The General Assembly may in its discretion classify pursuits, occupations or businesses for inclusion in or exemption from statutes requiring observance of Sunday. 50 Am. Jur., Sundays and Holidays, Paragraph 11; Annotation 119 A.L.R. 752. Such substantial differences rationally justifying the diversity, does not offend the equal protection clauses, Gasque, Inc. v. Nates, 191 S.C. 271, 2 S.E. (2d) 36; nor does it render the statute special legislation repugnant to Article III, Section 34, Subdivision IX of the Constitution of this State, Elliott v. Sligh, 233 S.C. 161, 103 S.E. (2d) 923. It is axiomatic that every presumption will be indulged in favor of constitutionality. Respondents concede these principles, but contend that Section 64-6 is not based upon a reasonable classification, and that whether or not the classification is arbitrary is a question of fact to be determined by evidence, not pleadings. We find no merit in this contention. In the face of the legislative investigation and findings to which we have referred, it cannot *393 not be said that Section 64-6 is based upon arbitrary or unreasonable classification. As before pointed out, respondents' pleadings do not suggest that any change in appellant's manufacturing processes have taken place since the passage of the 1950 Act; their argument that the manufacture of cellulose acetate filament renders appellant a textile manufacturing plant within the meaning of Section 64-4 raises no factual issue, and is clearly negatived by the language of the two sections, 64-4 and 64-6, as well as by the legislative background of the latter.
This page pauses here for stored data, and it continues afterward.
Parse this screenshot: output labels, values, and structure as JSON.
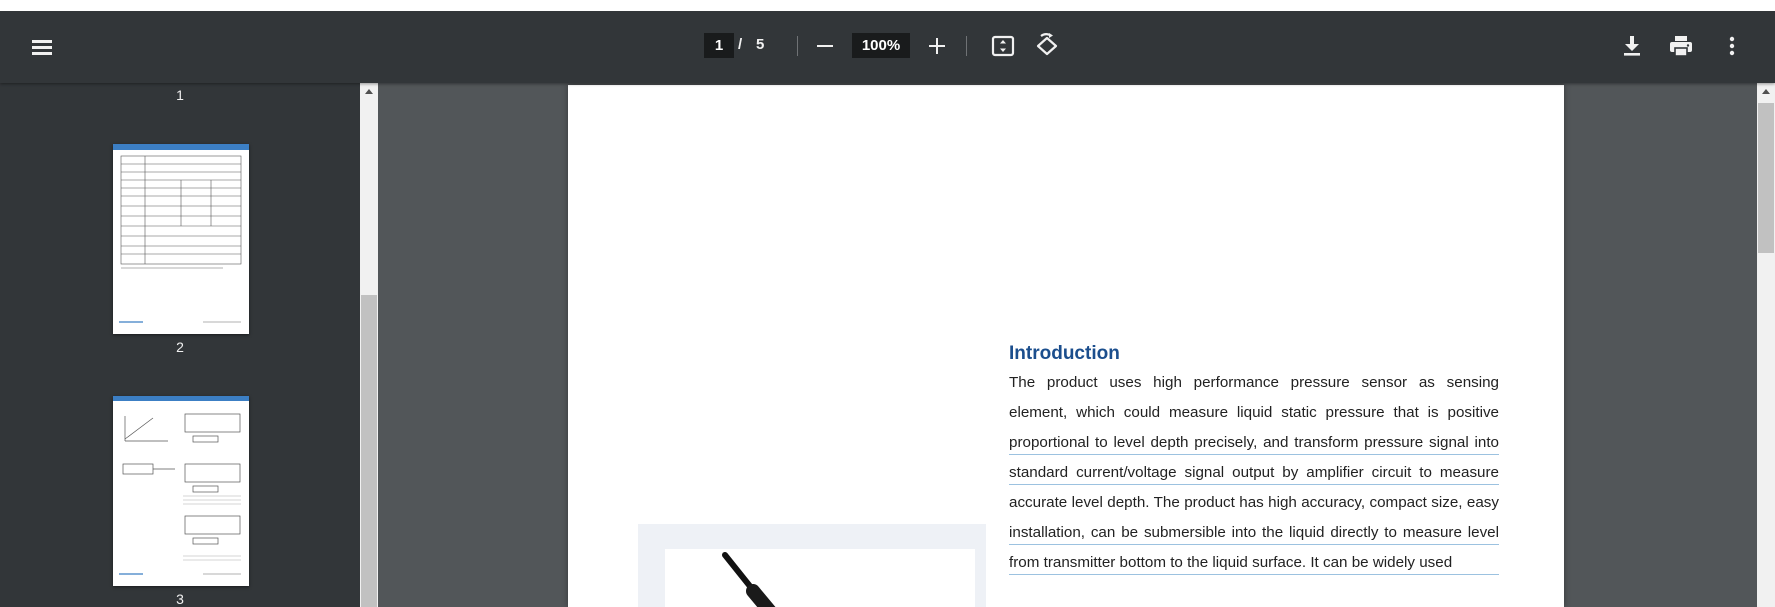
{
  "toolbar": {
    "current_page": "1",
    "separator": "/",
    "total_pages": "5",
    "zoom": "100%",
    "icons": [
      "menu-icon",
      "zoom-out-icon",
      "zoom-in-icon",
      "fit-page-icon",
      "rotate-icon",
      "download-icon",
      "print-icon",
      "more-vert-icon"
    ]
  },
  "sidebar": {
    "thumbnail_numbers": [
      "1",
      "2",
      "3"
    ]
  },
  "document": {
    "heading": "Introduction",
    "body": "The product uses high performance pressure sensor as sensing element, which could measure liquid static pressure that is positive proportional to level depth precisely, and transform pressure signal into standard current/voltage signal output by amplifier circuit to measure accurate level depth. The product has high accuracy, compact size, easy installation, can be submersible into the liquid directly to measure level from transmitter bottom to the liquid surface. It can be widely used"
  },
  "colors": {
    "toolbar": "#323639",
    "viewer_bg": "#525659",
    "heading": "#1b4e8d",
    "accent_thumb": "#3c7fc4"
  }
}
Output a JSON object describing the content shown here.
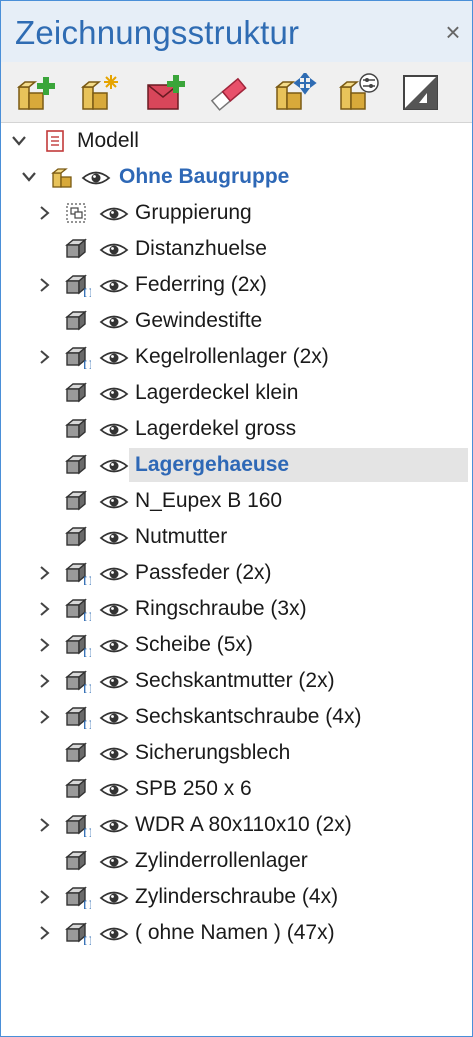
{
  "panel": {
    "title": "Zeichnungsstruktur",
    "close_symbol": "×"
  },
  "toolbar": {
    "buttons": [
      {
        "name": "new-assembly-button",
        "icon": "assembly-add-icon"
      },
      {
        "name": "new-empty-assembly-button",
        "icon": "assembly-star-icon"
      },
      {
        "name": "new-group-button",
        "icon": "group-add-icon"
      },
      {
        "name": "delete-button",
        "icon": "eraser-icon"
      },
      {
        "name": "move-button",
        "icon": "assembly-move-icon"
      },
      {
        "name": "properties-button",
        "icon": "assembly-settings-icon"
      },
      {
        "name": "visibility-toggle-button",
        "icon": "contrast-icon"
      }
    ]
  },
  "tree": {
    "root": {
      "label": "Modell",
      "icon": "document-icon",
      "expanded": true
    },
    "assembly": {
      "label": "Ohne Baugruppe",
      "icon": "assembly-icon",
      "expanded": true
    },
    "items": [
      {
        "label": "Gruppierung",
        "expandable": true,
        "kind": "group"
      },
      {
        "label": "Distanzhuelse",
        "expandable": false,
        "kind": "part"
      },
      {
        "label": "Federring (2x)",
        "expandable": true,
        "kind": "multi"
      },
      {
        "label": "Gewindestifte",
        "expandable": false,
        "kind": "part"
      },
      {
        "label": "Kegelrollenlager (2x)",
        "expandable": true,
        "kind": "multi"
      },
      {
        "label": "Lagerdeckel klein",
        "expandable": false,
        "kind": "part"
      },
      {
        "label": "Lagerdekel gross",
        "expandable": false,
        "kind": "part"
      },
      {
        "label": "Lagergehaeuse",
        "expandable": false,
        "kind": "part",
        "selected": true
      },
      {
        "label": "N_Eupex B 160",
        "expandable": false,
        "kind": "part"
      },
      {
        "label": "Nutmutter",
        "expandable": false,
        "kind": "part"
      },
      {
        "label": "Passfeder (2x)",
        "expandable": true,
        "kind": "multi"
      },
      {
        "label": "Ringschraube (3x)",
        "expandable": true,
        "kind": "multi"
      },
      {
        "label": "Scheibe (5x)",
        "expandable": true,
        "kind": "multi"
      },
      {
        "label": "Sechskantmutter (2x)",
        "expandable": true,
        "kind": "multi"
      },
      {
        "label": "Sechskantschraube (4x)",
        "expandable": true,
        "kind": "multi"
      },
      {
        "label": "Sicherungsblech",
        "expandable": false,
        "kind": "part"
      },
      {
        "label": "SPB 250 x 6",
        "expandable": false,
        "kind": "part"
      },
      {
        "label": "WDR A 80x110x10 (2x)",
        "expandable": true,
        "kind": "multi"
      },
      {
        "label": "Zylinderrollenlager",
        "expandable": false,
        "kind": "part"
      },
      {
        "label": "Zylinderschraube (4x)",
        "expandable": true,
        "kind": "multi"
      },
      {
        "label": "( ohne Namen ) (47x)",
        "expandable": true,
        "kind": "multi"
      }
    ]
  },
  "colors": {
    "title": "#2f6cb3",
    "accent_text": "#2e68b6",
    "selection": "#e4e4e4",
    "border": "#4a8fd8"
  }
}
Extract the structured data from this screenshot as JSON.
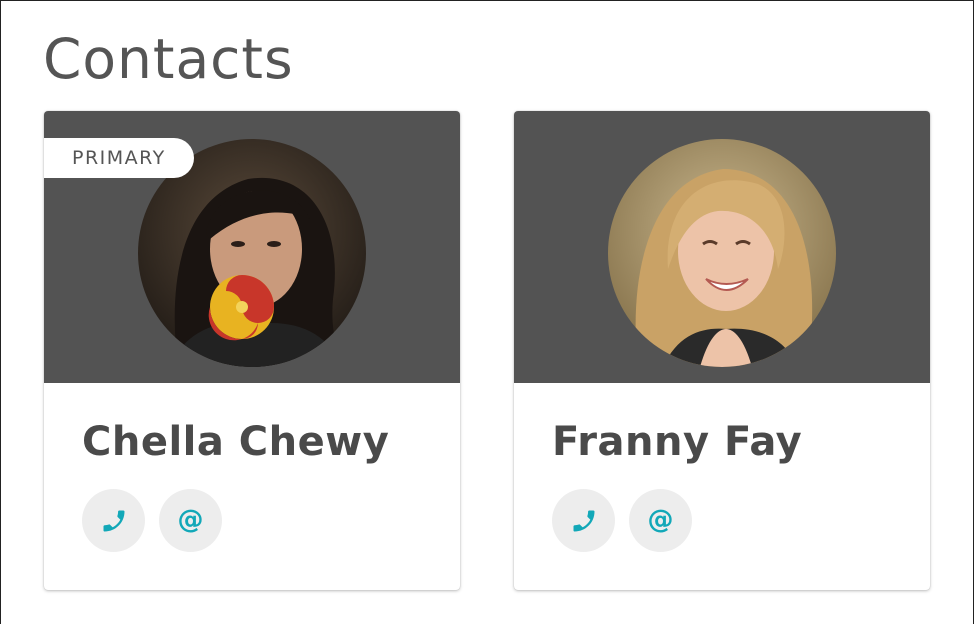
{
  "page": {
    "title": "Contacts"
  },
  "colors": {
    "accent": "#12a8b8",
    "card_header": "#535353",
    "action_bg": "#ededed",
    "text": "#4a4a4a"
  },
  "contacts": [
    {
      "name": "Chella Chewy",
      "badge": "PRIMARY",
      "avatar_icon": "avatar-woman-dark-hair-lollipop",
      "actions": [
        {
          "icon": "phone-icon"
        },
        {
          "icon": "email-at-icon",
          "glyph": "@"
        }
      ]
    },
    {
      "name": "Franny Fay",
      "avatar_icon": "avatar-woman-blonde-smiling",
      "actions": [
        {
          "icon": "phone-icon"
        },
        {
          "icon": "email-at-icon",
          "glyph": "@"
        }
      ]
    }
  ]
}
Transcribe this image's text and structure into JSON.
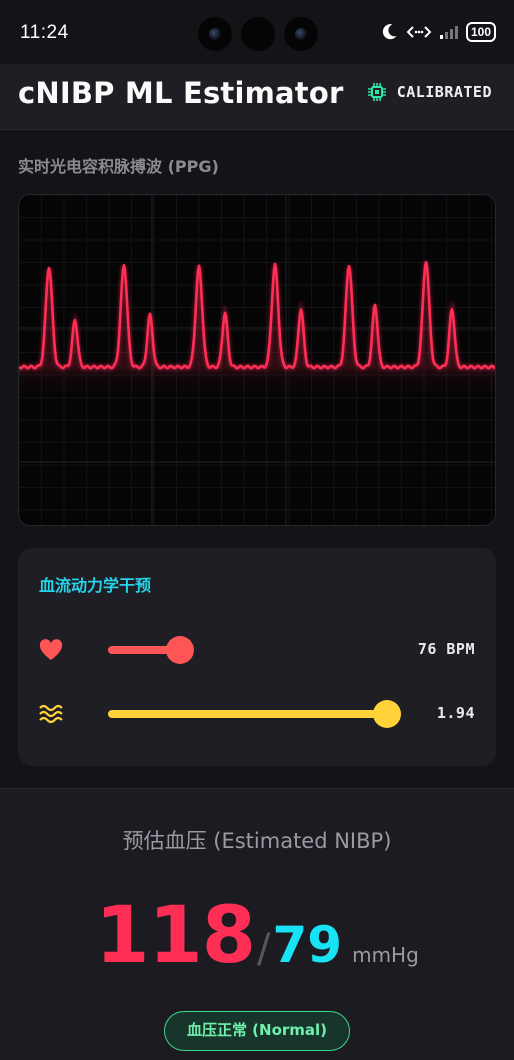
{
  "status_bar": {
    "time": "11:24",
    "battery": "100"
  },
  "header": {
    "title": "cNIBP ML Estimator",
    "calibration_status": "CALIBRATED",
    "accent_color": "#2ee6a6"
  },
  "ppg": {
    "label": "实时光电容积脉搏波 (PPG)",
    "waveform_color": "#ff2e55"
  },
  "hemodynamics": {
    "title": "血流动力学干预",
    "sliders": [
      {
        "icon": "heart-icon",
        "value_label": "76 BPM",
        "level": 0.2,
        "color": "#ff5555"
      },
      {
        "icon": "waves-icon",
        "value_label": "1.94",
        "level": 0.95,
        "color": "#ffd23a"
      }
    ]
  },
  "estimate": {
    "title": "预估血压 (Estimated NIBP)",
    "systolic": "118",
    "separator": "/",
    "diastolic": "79",
    "unit": "mmHg",
    "status": "血压正常 (Normal)",
    "systolic_color": "#ff2e55",
    "diastolic_color": "#18e2f4",
    "status_color": "#3ad88a"
  }
}
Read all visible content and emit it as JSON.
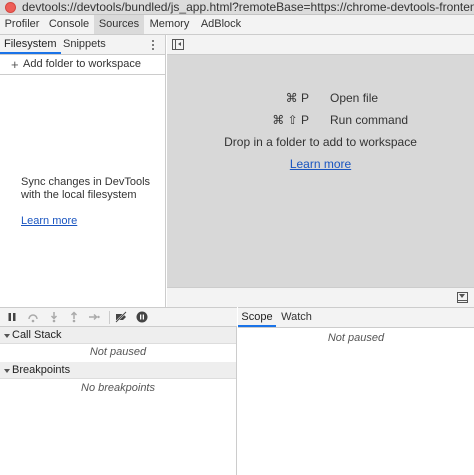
{
  "window": {
    "url": "devtools://devtools/bundled/js_app.html?remoteBase=https://chrome-devtools-frontend.apps..."
  },
  "main_tabs": [
    "Profiler",
    "Console",
    "Sources",
    "Memory",
    "AdBlock"
  ],
  "active_main_tab": "Sources",
  "navigator": {
    "tabs": [
      "Filesystem",
      "Snippets"
    ],
    "active_tab": "Filesystem",
    "add_folder": "Add folder to workspace",
    "empty_text": "Sync changes in DevTools with the local filesystem",
    "learn_more": "Learn more"
  },
  "editor": {
    "shortcuts": [
      {
        "keys": "⌘ P",
        "label": "Open file"
      },
      {
        "keys": "⌘ ⇧ P",
        "label": "Run command"
      }
    ],
    "drop_text": "Drop in a folder to add to workspace",
    "learn_more": "Learn more"
  },
  "debugger": {
    "call_stack": {
      "title": "Call Stack",
      "status": "Not paused"
    },
    "breakpoints": {
      "title": "Breakpoints",
      "status": "No breakpoints"
    }
  },
  "sidebar_pane": {
    "tabs": [
      "Scope",
      "Watch"
    ],
    "active_tab": "Scope",
    "status": "Not paused"
  },
  "colors": {
    "link": "#1a55c0",
    "active_tab_underline": "#1a73e8",
    "editor_background": "#d8d8d8"
  }
}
Respondents' "additional sustaining ground" relates to a matter that was not before the trial court. It is, therefore, not entitled to consideration. Colonial Life & Accident Ins. Co. v. South Carolina Tax Commission, 233 S.C. 129, 103 S.E. (2d) 908. But, aside from that, we cannot agree that the Act of March 24, 1954 repealed Section 64-6. It merely rewrote Section 64-4, as amended by the 1953 Act, with the following changes: (1) it extended exemption to certain voluntary work; and (2) in the definition of the term "regular employee", it changed from "twenty" to "eight" the number of hours required to be ordinarily worked per week. To the extent that it reenacted the existing provisions of Section 64-4, it is to be construed not as implied repeal, but as an affirmance and continuation, of that section. 50 Am. Jur., Statutes, Paragraph 553; 82 C.J.S., Statutes, § 295; South Carolina Mental Health Commission v. May, 226 S.C. 108, 83 S.E. (2d) 713. The changes and additions that it made clearly related only to textile manufacturing, finishing, dyeing, printing and processing plants already subject to Section 64-4; they had nothing whatever to do with the continuous-operation chemical manufacturing plants covered by Section 64-6. To construe the general language of its repealing clause ("All acts or parts of acts inconsistent herewith are hereby repealed.") as repealing Section 64-6 would be to disregard the legislative intent of the 1954 Act, which, as its substantive provisions *394 plainly show, was concerned only with certain desired changes in Section 64-4.
Reversed.
STUKES, C.J., and TAYLOR, OXNER and MOSS, JJ., concur.